The little bell above the door chimed softly as Kevin stepped inside. The blast of air conditioning was a godsend, but his vision was swimming from the sheer exhaustion. Out of the corner of his eye, he noticed an older woman stocking boxes behind the counter.
Not paying her much mind, Kevin made a beeline for the aisles in the back, desperately scanning the shelves for familiar boxes of ibuprofen or any anti-inflammatory he could recognize by the packaging colors.
He grabbed a couple of rectangular boxes and dragged his feet toward the register.
When he reached the counter, he blinked in confusion. The person standing there wasn't the older woman from a minute ago. It was a tall man, dressed in a spotless white lab coat, staring dead at him.
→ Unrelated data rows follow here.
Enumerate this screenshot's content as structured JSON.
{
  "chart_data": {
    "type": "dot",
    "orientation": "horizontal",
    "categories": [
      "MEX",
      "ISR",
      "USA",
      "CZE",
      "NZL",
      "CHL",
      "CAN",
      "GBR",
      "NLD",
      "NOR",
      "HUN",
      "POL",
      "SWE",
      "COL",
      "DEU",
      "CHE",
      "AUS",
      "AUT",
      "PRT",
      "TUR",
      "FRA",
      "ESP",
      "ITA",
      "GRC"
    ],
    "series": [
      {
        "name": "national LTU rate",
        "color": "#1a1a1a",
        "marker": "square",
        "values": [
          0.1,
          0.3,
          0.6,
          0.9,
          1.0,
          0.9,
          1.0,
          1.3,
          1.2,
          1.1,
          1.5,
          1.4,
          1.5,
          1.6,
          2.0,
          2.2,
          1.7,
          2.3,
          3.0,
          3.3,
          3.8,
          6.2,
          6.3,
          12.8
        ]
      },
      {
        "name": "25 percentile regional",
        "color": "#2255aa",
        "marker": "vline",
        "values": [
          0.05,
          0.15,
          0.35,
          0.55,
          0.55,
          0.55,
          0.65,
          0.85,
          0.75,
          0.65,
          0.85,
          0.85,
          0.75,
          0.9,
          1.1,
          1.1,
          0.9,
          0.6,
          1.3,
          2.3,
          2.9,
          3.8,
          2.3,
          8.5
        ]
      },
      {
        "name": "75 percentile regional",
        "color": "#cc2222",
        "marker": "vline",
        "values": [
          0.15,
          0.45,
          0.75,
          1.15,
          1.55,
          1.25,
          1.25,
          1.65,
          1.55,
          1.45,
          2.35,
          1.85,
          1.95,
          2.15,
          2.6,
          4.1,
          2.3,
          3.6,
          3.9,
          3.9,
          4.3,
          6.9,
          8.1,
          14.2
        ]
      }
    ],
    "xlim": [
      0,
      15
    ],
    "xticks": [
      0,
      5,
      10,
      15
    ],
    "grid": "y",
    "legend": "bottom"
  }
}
Kevin frowned for a microsecond. When did the shift change? he thought. But the pain was clouding his judgment so badly he decided to just ignore the weirdness. He was way too wiped out to ask questions. He slapped the medicine boxes onto the glass counter and dug into his backpack for cash.
"Will that be all, Mr. Kevin?"
The man's voice was smooth, carrying a perfectly pronounced, flawless English accent.
Kevin froze. His hands stopped dead inside his backpack. The headache seemed to evaporate instantly, replaced by a massive spike of fight-or-flight adrenaline that iced its way down his spine. He slowly looked up, locking eyes with the so-called pharmacist.
"How do you know my name?" Kevin asked, raising an eyebrow, every muscle in his body instinctively coiling tight.
The man didn't answer with words. Instead, his lips stretched into an unnatural, grotesque smile.
Before Kevin could even take a step back, a wet, sickening sound sliced through the air. The skin on the man's wrists ripped wide open. A torrent of thick, dark blood erupted under high pressure, but it never hit the floor;
Defying every law of physics, the blood solidified in a fraction of a second, forging itself into a razor-sharp crimson spear.
SQUELCH!
Kevin didn't even have a split second to react. The hardened blood spear tore through the air and drove itself deep into his left shoulder with brutal, crushing force, lifting him inches off the floor from the sheer impact.
A choked gasp tore from the kid's lips as blood stained his jacket. His first day in Paris had just turned into a waking nightmare.